Seguramente el fútbol, que reproduce en gran medida a la sociedad a la que pertenecemos, sea un espacio de desigualdad y miseria muchas veces alimentada en ridículas rivalidades y competencias. Pero también permite expresar algunos de los elementos que constituyen lo mejor de la condición humana misma y algunas de sus mejores virtudes. El antropólogo Claude Lévi-Strauss afirmó que las instituciones son necesarias para que podamos a través de ellas trazar nuestras vidas y allí las grandes o las pequeñas, las enormes instituciones deportivas o los más humildes clubes de barrio cumplen la misma función, y alimentan a la gente de la misma manera.

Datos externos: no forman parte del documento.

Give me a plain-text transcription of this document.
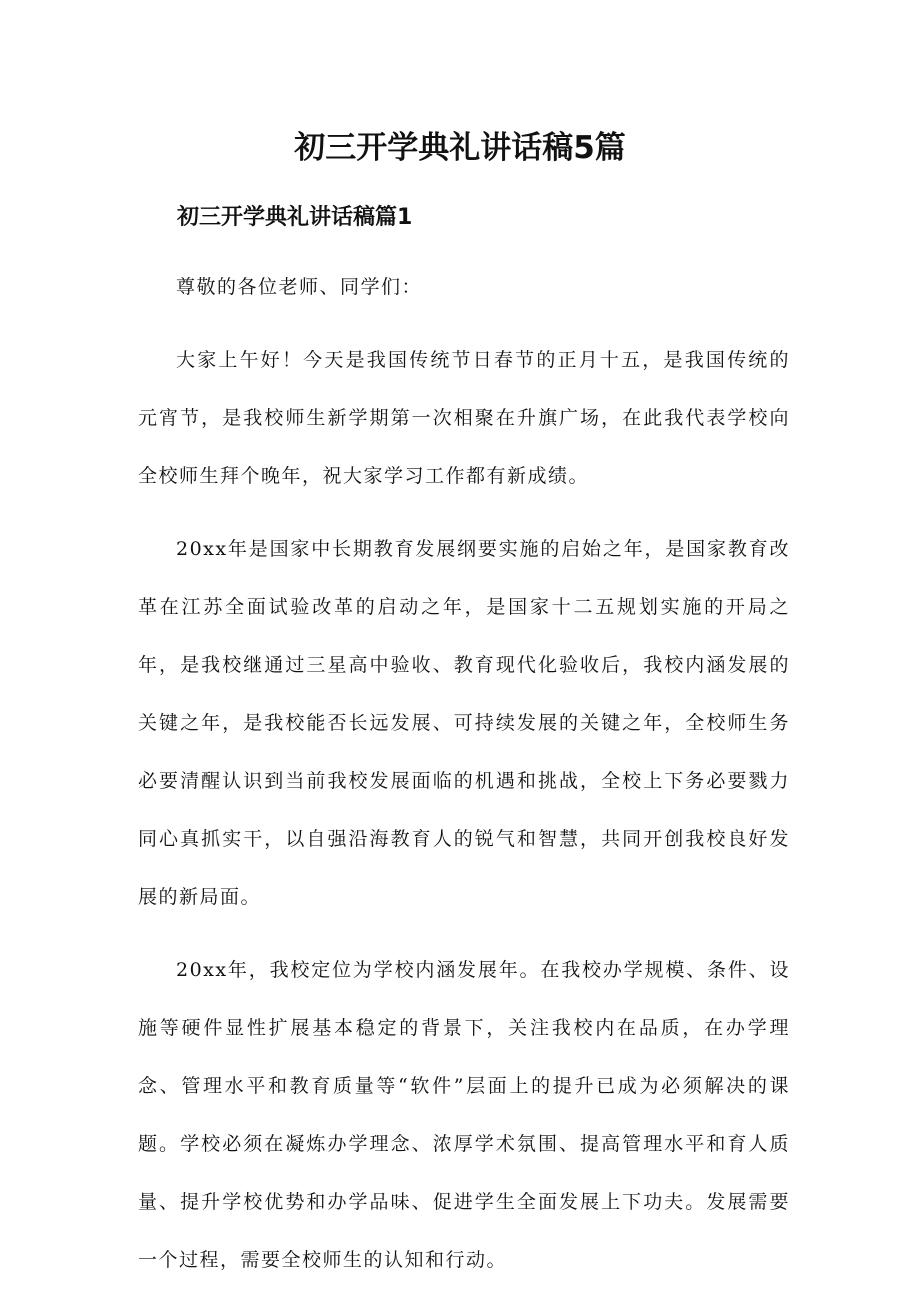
初三开学典礼讲话稿5篇
初三开学典礼讲话稿篇1

尊敬的各位老师、同学们：

大家上午好！今天是我国传统节日春节的正月十五，是我国传统的元宵节，是我校师生新学期第一次相聚在升旗广场，在此我代表学校向全校师生拜个晚年，祝大家学习工作都有新成绩。

20xx年是国家中长期教育发展纲要实施的启始之年，是国家教育改革在江苏全面试验改革的启动之年，是国家十二五规划实施的开局之年，是我校继通过三星高中验收、教育现代化验收后，我校内涵发展的关键之年，是我校能否长远发展、可持续发展的关键之年，全校师生务必要清醒认识到当前我校发展面临的机遇和挑战，全校上下务必要戮力同心真抓实干，以自强沿海教育人的锐气和智慧，共同开创我校良好发展的新局面。

20xx年，我校定位为学校内涵发展年。在我校办学规模、条件、设施等硬件显性扩展基本稳定的背景下，关注我校内在品质，在办学理念、管理水平和教育质量等“软件”层面上的提升已成为必须解决的课题。学校必须在凝炼办学理念、浓厚学术氛围、提高管理水平和育人质量、提升学校优势和办学品味、促进学生全面发展上下功夫。发展需要一个过程，需要全校师生的认知和行动。
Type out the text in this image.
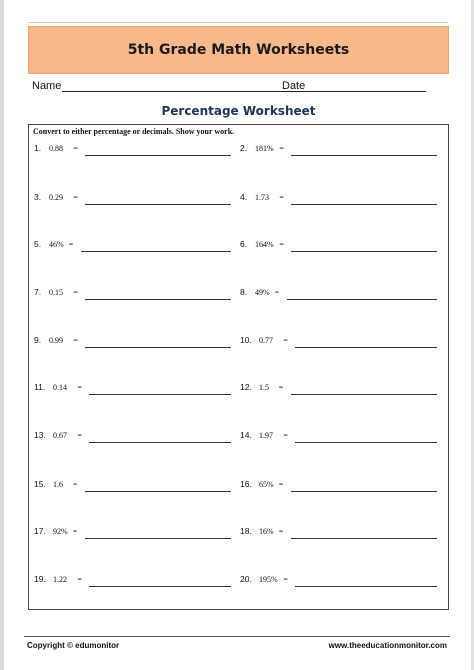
5th Grade Math Worksheets
Name	Date
Percentage Worksheet
Convert to either percentage or decimals. Show your work.
1. 0.88 =	2. 181% =
3. 0.29 =	4. 1.73 =
5. 46% =	6. 164% =
7. 0.15 =	8. 49% =
9. 0.99 =	10. 0.77 =
11. 0.14 =	12. 1.5 =
13. 0.67 =	14. 1.97 =
15. 1.6 =	16. 65% =
17. 92% =	18. 16% =
19. 1.22 =	20. 195% =
Copyright © edumonitor	www.theeducationmonitor.com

Ha llegado al final este suplicio que significó el paso por la divisional C. Pero allí estuvimos. En uno de los partidos finales del campeonato llegó a haber en cancha 11 Vomero (junto a otros clanes disputamos la mayoría, los Di Giovanni, los Ledanis, los Festorazzi, los Cabrera), lo cual me hizo pensar que eso seguramente también haría sonreír al abuelo y que hay algo del fútbol que logra trascender hasta a la propia muerte. Algo continúa y se mantiene vivo, porque como bien dice Nick Hornby, el fútbol es toda una forma de ver y estar en el mundo.